In North America, Vertical announced the English release of the manga in July 2017. The nine volumes were released from April 10, 2018, to May 10, 2022.

===Volumes===

| No. | Original release date | Original ISBN | English release date | English ISBN |
|---|---|---|---|---|
| 1 | June 11, 2016 (Futabasha) June 6, 2018 (Kodansha) | 978-4-575-84810-6 (Futabasha) 978-4-06-511683-8 (Kodansha) | April 10, 2018 | 978-1-945054-87-7 |
| 2 | December 12, 2016 (Futabasha) July 6, 2018 (Kodansha) | 978-4-575-84895-3 (Futabasha) 978-4-06-512030-9 (Kodansha) | July 17, 2018 | 978-1-945054-88-4 |
| 3 | July 12, 2017 (Futabasha) August 6, 2018 (Kodansha) | 978-4-575-85001-7 (Futabasha) 978-4-06-512053-8 (Kodansha) | March 12, 2019 | 978-1-947194-21-2 |
| 4 | December 12, 2017 (Futabasha) October 5, 2018 (Kodansha) | 978-4-575-85072-7 (Futabasha) 978-4-06-512052-1 (Kodansha) | May 21, 2019 | 978-1-947194-74-8 |
| 5 | November 6, 2018 | 978-4-06-512756-8 | September 10, 2019 | 978-1-947194-78-6 |
| 6 | May 7, 2019 | 978-4-06-515466-3 | July 14, 2020 | 978-1-949980-46-2 |
| 7 | November 6, 2019 | 978-4-06-517736-5 | April 20, 2021 | 978-1-949980-75-2 |
| 8 | June 5, 2020 | 978-4-06-519983-1 | November 16, 2021 | 978-1-647290-67-2 |
| 9 | December 4, 2020 | 978-4-06-521702-3 | May 10, 2022 | 978-1-647290-93-1 |

==Reception==
By November 2018, the manga had 1.1 million copies in circulation.
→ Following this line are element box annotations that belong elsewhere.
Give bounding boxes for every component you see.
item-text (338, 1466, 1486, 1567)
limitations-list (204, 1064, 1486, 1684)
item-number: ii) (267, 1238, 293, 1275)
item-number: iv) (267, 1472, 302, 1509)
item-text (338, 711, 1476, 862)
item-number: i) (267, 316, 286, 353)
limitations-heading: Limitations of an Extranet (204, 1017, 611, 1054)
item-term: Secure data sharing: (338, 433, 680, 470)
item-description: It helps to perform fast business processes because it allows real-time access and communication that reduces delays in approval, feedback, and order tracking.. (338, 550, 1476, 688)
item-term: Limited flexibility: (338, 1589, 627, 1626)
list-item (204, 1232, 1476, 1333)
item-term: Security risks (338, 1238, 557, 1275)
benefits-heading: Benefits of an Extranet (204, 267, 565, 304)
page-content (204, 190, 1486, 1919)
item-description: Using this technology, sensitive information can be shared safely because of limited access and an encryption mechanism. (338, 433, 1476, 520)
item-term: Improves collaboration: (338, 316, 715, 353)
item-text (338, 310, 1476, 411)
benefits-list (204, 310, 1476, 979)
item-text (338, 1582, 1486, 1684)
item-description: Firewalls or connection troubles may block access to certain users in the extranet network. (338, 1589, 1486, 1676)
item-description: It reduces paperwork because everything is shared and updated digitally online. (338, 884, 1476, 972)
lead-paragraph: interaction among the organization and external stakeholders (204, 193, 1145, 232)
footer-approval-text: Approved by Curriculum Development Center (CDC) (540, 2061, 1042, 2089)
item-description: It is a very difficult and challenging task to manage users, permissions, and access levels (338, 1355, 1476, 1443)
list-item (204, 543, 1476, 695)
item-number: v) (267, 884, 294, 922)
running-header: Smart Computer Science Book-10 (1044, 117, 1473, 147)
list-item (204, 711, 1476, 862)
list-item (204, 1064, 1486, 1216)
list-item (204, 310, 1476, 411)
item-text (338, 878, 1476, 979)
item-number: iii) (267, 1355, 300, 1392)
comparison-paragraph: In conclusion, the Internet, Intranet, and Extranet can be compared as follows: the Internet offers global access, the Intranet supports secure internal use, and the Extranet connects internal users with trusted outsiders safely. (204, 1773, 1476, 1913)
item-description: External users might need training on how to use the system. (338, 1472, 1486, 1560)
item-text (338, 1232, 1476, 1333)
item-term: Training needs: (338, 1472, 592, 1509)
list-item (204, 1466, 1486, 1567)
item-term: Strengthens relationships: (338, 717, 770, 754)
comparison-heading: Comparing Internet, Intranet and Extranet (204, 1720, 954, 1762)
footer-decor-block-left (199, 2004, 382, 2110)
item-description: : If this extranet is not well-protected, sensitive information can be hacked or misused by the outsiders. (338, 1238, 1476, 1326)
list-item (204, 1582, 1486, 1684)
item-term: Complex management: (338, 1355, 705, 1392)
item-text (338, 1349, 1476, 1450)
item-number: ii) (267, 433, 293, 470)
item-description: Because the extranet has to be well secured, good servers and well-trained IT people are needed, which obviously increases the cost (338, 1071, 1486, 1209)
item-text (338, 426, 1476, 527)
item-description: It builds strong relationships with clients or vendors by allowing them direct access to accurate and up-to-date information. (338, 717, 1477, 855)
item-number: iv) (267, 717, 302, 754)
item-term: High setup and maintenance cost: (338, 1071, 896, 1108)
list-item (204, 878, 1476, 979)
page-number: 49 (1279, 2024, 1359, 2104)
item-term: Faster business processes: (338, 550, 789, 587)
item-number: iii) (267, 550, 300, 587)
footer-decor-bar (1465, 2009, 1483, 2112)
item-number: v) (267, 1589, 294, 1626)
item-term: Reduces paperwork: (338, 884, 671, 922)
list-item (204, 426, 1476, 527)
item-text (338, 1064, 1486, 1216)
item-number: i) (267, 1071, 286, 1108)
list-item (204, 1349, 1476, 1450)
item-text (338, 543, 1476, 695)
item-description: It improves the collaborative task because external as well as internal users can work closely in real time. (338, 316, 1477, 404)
The series ranked sixth on the "Nationwide Bookstore Employees' Recommended Comics of 2017". The manga was nominated for the 10th Manga Taishō awards in January 2017, receiving 20 points from the Manga Taisho awards' "Executive Committee". The series placed third at the third Next Manga Awards in the comics division for manga published in print book format in 2017. The 2017 edition of Takarajimasha's Kono Manga ga Sugoi! guidebook ranked it second on its list of manga series for male readers.